Algunos de los hechos, sin embargo, ciertas costumbres descritas por el autor, me parecieron tan sorprendentes, tan extrañas por no decir otra cosa, que antes de darles crédito quise cerciorarme invocando nuevos testimonios. Me tomé, pues, el trabajo de hojear las memorias de aquellos tiempos, para cerciorarme de que efectivamente caminaba así por entonces el mundo.
La investigación disipó por completo todas mis dudas, pues me encontré con cosas no sólo seme jantes , sino mucho peores aún, y lo que más me convenció fue el hallarme retratados, con fidelidad fotográfica, personajes de que no había tenido jamás noticia más que por el citado manuscrito, origen de haber yo dudado que hubieran podido existir. Cuando sea necesario, citaré algunos testimonios, para conquistarme la fe de mis lectores, acerca de cosas que, por lo peregrinas, pudieran caer en la tentación de resistirse a creer verídicas.
Pero volviendo al estilo y desechando como inaceptable el del autor del manuscrito, ¿cuál debía ser el estilo adecuado? Ésta era la dificultad.
Todo el que, sin pedírselo nadie, se mete a corregir el estilo de otro, contrae la responsabilidad de dar estrecha cuenta de aquel con que le sustituye. Éste es un principio de hecho y de derecho, a que en manera alguna pretendo sustraerme. Es más, para probar que me sometía gustoso a esta responsabilidad, me propuse explicar minuciosamente la razón de haber empleado el lenguaje que he empleado. Con este propósito, al hacer mi trabajo, he procurado adivinar las censuras, probables y posibles, que se me podrían dirigir, con el intento de refutarlas anticipadamente.
No es pues de ahí de donde hubiera podido surgir la dificultad; puesto que (en honor de la verdad sea dicho) no se me ocurría objeción a que no me fuese fácil oponer victoriosa réplica, sino resolviendo la cuestión, haciéndola por lo menos cambiar de aspecto. A veces, poniendo frente a frente dos objeciones, éstas recíprocamente se combatían, y profundizando algo más y analizándolas y comparándolas, sosegadamente, se venía en conocimiento de que, aun cuando aparentemente eran opuestas, en el fondo eran del mismo género, y provenían ambas de no haberse tenido en cuenta los hechos y los principios sobre los que se había fundado el razonamiento, y después de haberlas unido con gran sorpresa suya de verse juntas, las enviaba ambas a pasearse.
No es posible que autor nacido haya tratado de probar, como yo pensaba hacerlo, apoyado en argumentos irrefutables, que ha hecho bien; pero cuando llegó el momento de hacer el resumen de todas las objeciones, con la refutación de cada una de ellas, para recopilarlas ordenadamente, ¡misericordia divina!, ¡había hacinado materiales para escribir un libro!

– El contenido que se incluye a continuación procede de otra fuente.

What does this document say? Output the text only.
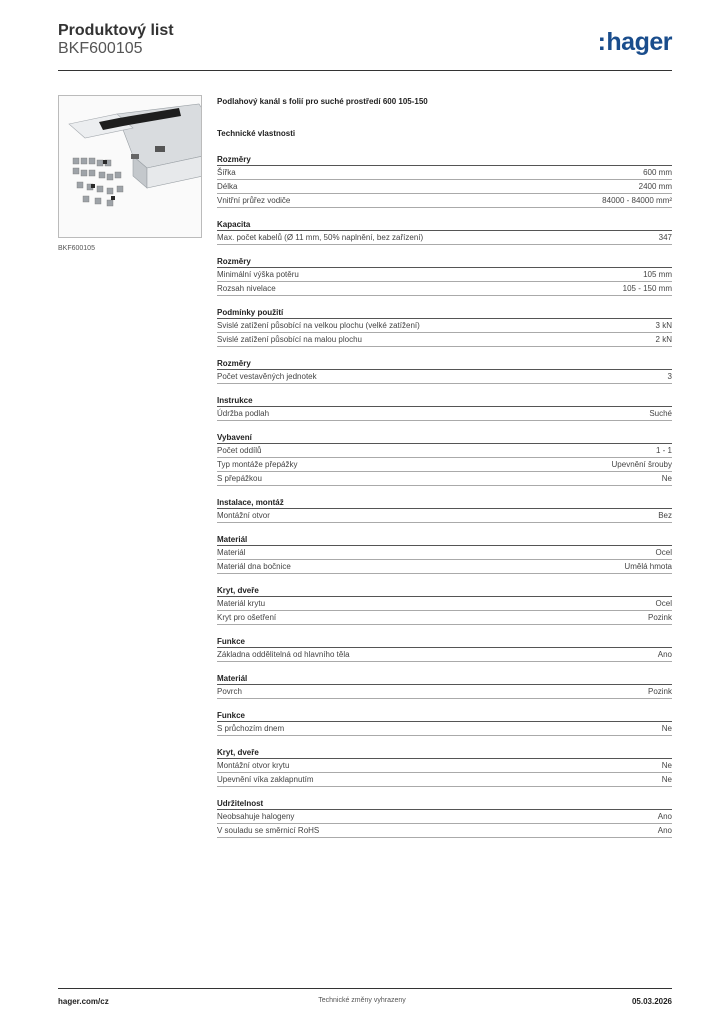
Produktový list
BKF600105	:hager
BKF600105
Podlahový kanál s folií pro suché prostředí 600 105-150
Technické vlastnosti
Rozměry
Šířka	600 mm
Délka	2400 mm
Vnitřní průřez vodiče	84000 - 84000 mm²
Kapacita
Max. počet kabelů (Ø 11 mm, 50% naplnění, bez zařízení)	347
Rozměry
Minimální výška potěru	105 mm
Rozsah nivelace	105 - 150 mm
Podmínky použití
Svislé zatížení působící na velkou plochu (velké zatížení)	3 kN
Svislé zatížení působící na malou plochu	2 kN
Rozměry
Počet vestavěných jednotek	3
Instrukce
Údržba podlah	Suché
Vybavení
Počet oddílů	1 - 1
Typ montáže přepážky	Upevnění šrouby
S přepážkou	Ne
Instalace, montáž
Montážní otvor	Bez
Materiál
Materiál	Ocel
Materiál dna bočnice	Umělá hmota
Kryt, dveře
Materiál krytu	Ocel
Kryt pro ošetření	Pozink
Funkce
Základna oddělitelná od hlavního těla	Ano
Materiál
Povrch	Pozink
Funkce
S průchozím dnem	Ne
Kryt, dveře
Montážní otvor krytu	Ne
Upevnění víka zaklapnutím	Ne
Udržitelnost
Neobsahuje halogeny	Ano
V souladu se směrnicí RoHS	Ano
hager.com/cz	Technické změny vyhrazeny	05.03.2026
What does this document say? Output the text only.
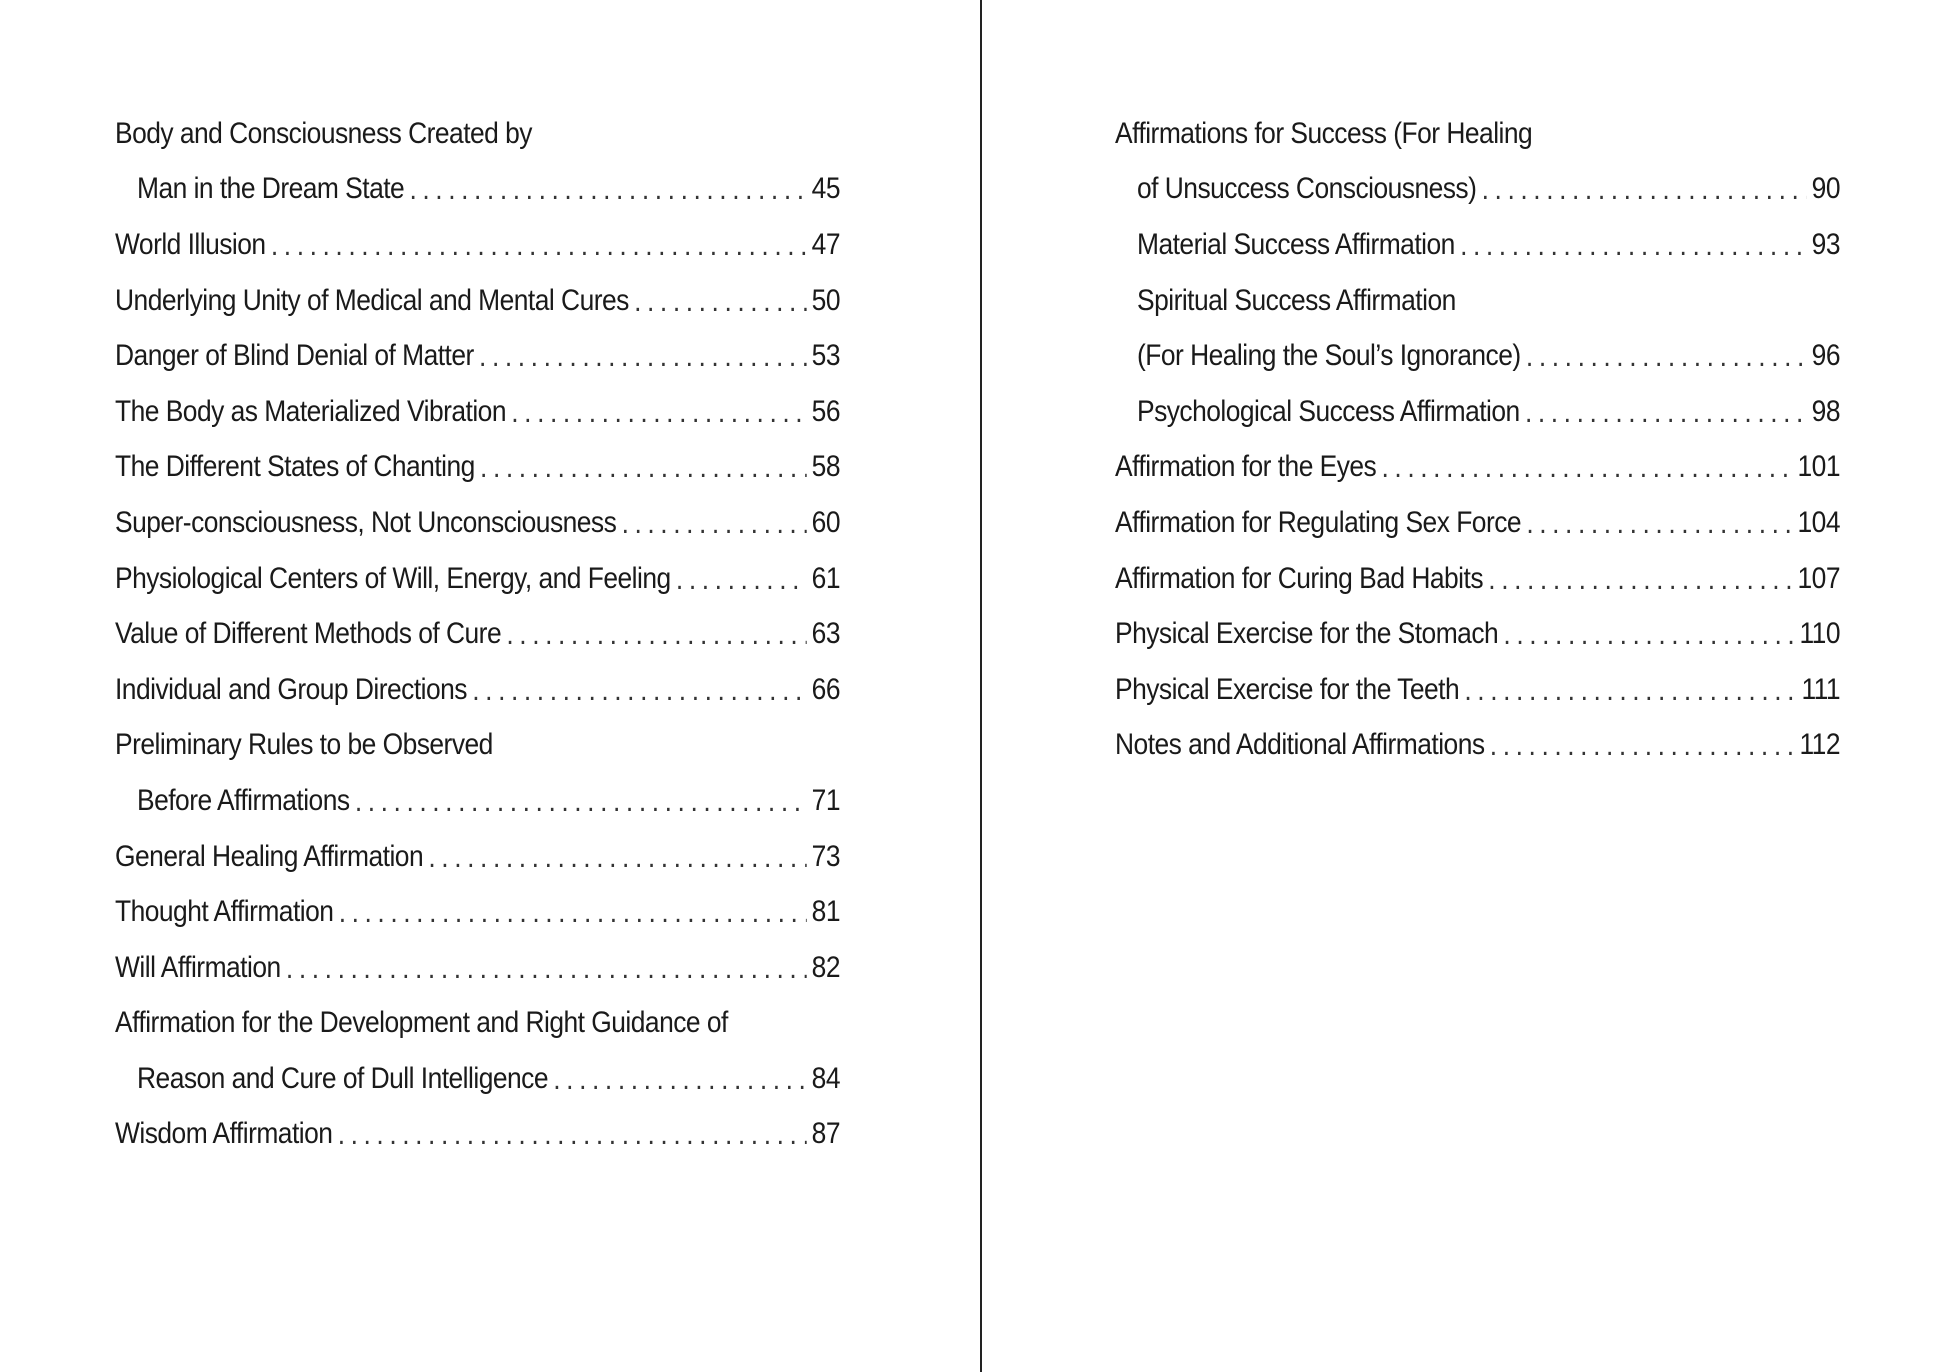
Body and Consciousness Created by
Man in the Dream State . . .	45
World Illusion . . .	47
Underlying Unity of Medical and Mental Cures . . .	50
Danger of Blind Denial of Matter . . .	53
The Body as Materialized Vibration . . .	56
The Different States of Chanting . . .	58
Super-consciousness, Not Unconsciousness . . .	60
Physiological Centers of Will, Energy, and Feeling . . .	61
Value of Different Methods of Cure . . .	63
Individual and Group Directions . . .	66
Preliminary Rules to be Observed
Before Affirmations . . .	71
General Healing Affirmation . . .	73
Thought Affirmation . . .	81
Will Affirmation . . .	82
Affirmation for the Development and Right Guidance of
Reason and Cure of Dull Intelligence . . .	84
Wisdom Affirmation . . .	87
Affirmations for Success (For Healing
of Unsuccess Consciousness) . . .	90
Material Success Affirmation . . .	93
Spiritual Success Affirmation
(For Healing the Soul’s Ignorance) . . .	96
Psychological Success Affirmation . . .	98
Affirmation for the Eyes . . .	101
Affirmation for Regulating Sex Force . . .	104
Affirmation for Curing Bad Habits . . .	107
Physical Exercise for the Stomach . . .	110
Physical Exercise for the Teeth . . .	111
Notes and Additional Affirmations . . .	112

En vista de lo cual, renuncié a mi propósito por dos razones, que estoy seguro de que mis lectores encontrarán tan concluyentes como yo: primera, que consagrar todo un libro a justificar la bondad o menos aún el estilo de otro podría parecer ridículo; segunda, que en materia de libros con uno basta, a menos que no sea de utilidad universalmente reconocida.
[1] Se daba este nombre a los escritores del siglo XVI o primera mitad del XVII.